A Roomful of Stories; in winter colours
A Roomful of Stories; in winter colours
2017 – ongoing.
performance and installation with ‘Horse Stories‘ audio
Vintage hand made horse rugs (circa 1970), bamboo, hay string, horse tails (collected from own horses and ponies), dressmaker dummy, eco-dyed wool blankets, silk thread, needle, yarn.
Duration: 15 minutes of multiple performances until cloak is complete.
Installation size: variable
A Room Full of Stories: in winter colours, is inspired by the horses and ponies that I have shared my life with. Feisty, troubled, unruly, gentle, determined, sometimes dangerous, more than 25 horses have lived on the family farm. Most lived out their lives on the farm; their bones after death lay slowly exposed and over time scattered across a paddock we now call The Bones Paddock, their tails collected and stored after death.
This installation evokes stories about Corker, my childhood pony who played in the evenings with the orphaned dingo pup or Jinksie who tried every trick you can imagine to keep from being ridden. Champ who rarely walked, but jogged everywhere, ready to run, Hee Haw, who looked less like a donkey as he grew older. There is also Dandy, my Father’s horse, quick on his feet, who would rear on a given signal and Granite who had been a buck jumper on the rodeo circuit before coming to the Sampson’s.
A Room Full of Stories: in winter colours, is a performance, within an installation.
In the performance, a mythic horse shaman sews a horsetail cloak with the tails of the many horses who have lived on the family farm. This cloak will carry the stories of these much loved souls. When the cloak is finished the shaman wears the cloak to both embody the essence of these horses and to carry their stories forward. The Shaman becomes both the horses and their memory keeper.
A Room Full of Stories: in winter colours, is also about the objects and people who made and mended them. Two of these rugs were made for the race horses trained by a man that we once knew. His family were poor but race horses were his passion. When they left the house that they rented, on land that my Father leased for farming, these rugs were left behind. You can see where the grey wool blankets that once lined these rugs have been cut away from the potato sacking, so the most valuable part of these rugs can be reused. This man, George, who made these rugs, shot himself at his next home. It took him three days to die. His daughter and I were friends. My Father kept the discarded rugs and they have been used over many years to cover a sick cow that is down and unable to rise, or a horse in need of some extra protection against the cold.
My parents made the smaller rug for Mabel, my Mother’s pony. When my Mother came to Australia, Mabel carried her to and from the bush primary school. Down the mountain side deep into the valley and back up the steep slope again at the end of the day. I remember Mabel wearing this rug, she was very old by then and the winters could be extremely tough.

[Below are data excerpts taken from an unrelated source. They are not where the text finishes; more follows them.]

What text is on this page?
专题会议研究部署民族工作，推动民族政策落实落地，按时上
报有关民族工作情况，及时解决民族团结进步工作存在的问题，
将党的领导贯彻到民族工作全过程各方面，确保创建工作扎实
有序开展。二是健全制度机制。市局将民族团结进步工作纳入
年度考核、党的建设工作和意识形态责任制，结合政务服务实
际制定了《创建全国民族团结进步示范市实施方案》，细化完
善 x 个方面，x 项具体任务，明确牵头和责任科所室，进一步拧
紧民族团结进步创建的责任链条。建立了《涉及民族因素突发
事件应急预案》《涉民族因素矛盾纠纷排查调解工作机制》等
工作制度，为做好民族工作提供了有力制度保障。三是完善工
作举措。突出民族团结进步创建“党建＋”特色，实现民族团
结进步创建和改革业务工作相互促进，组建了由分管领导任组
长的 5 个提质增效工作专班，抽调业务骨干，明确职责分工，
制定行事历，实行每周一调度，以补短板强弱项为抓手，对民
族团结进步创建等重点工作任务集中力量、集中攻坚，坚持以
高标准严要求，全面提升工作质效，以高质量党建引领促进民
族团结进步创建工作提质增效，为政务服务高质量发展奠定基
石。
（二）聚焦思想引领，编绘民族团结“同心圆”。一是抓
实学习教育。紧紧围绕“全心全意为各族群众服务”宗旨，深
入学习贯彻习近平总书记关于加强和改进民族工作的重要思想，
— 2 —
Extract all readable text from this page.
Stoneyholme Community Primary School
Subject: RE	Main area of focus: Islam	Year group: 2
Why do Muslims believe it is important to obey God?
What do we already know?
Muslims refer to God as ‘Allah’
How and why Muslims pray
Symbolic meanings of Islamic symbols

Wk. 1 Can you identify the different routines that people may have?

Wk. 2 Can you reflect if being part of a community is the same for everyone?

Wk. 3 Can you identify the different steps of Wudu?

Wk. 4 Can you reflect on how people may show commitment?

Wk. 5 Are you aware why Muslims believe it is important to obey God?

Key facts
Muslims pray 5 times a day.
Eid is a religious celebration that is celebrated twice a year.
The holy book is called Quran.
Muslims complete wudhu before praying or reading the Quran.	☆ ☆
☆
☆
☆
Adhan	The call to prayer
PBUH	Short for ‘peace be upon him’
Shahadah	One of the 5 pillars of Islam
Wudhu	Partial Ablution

These rugs come from a past when a make-do ethic was prevalent and the repurposing of materials, such as potato sacks, into something essential, was commonplace. When most could not afford to buy horse rugs. These are objects with a purpose that were kept, mended and reused as required, accreting mending materials and stories along the way.

Playing dress ups with Mabel.
In this photo Mabel is wearing her potato sack rug that now forms part of the installation A Roomful of Stories; in winter colours. Mabel stands patiently dozing while I dress her up in ribbons, beads and artificial flowers. I would have brushed her mane and coat first as the horse brush lies discarded at my feet.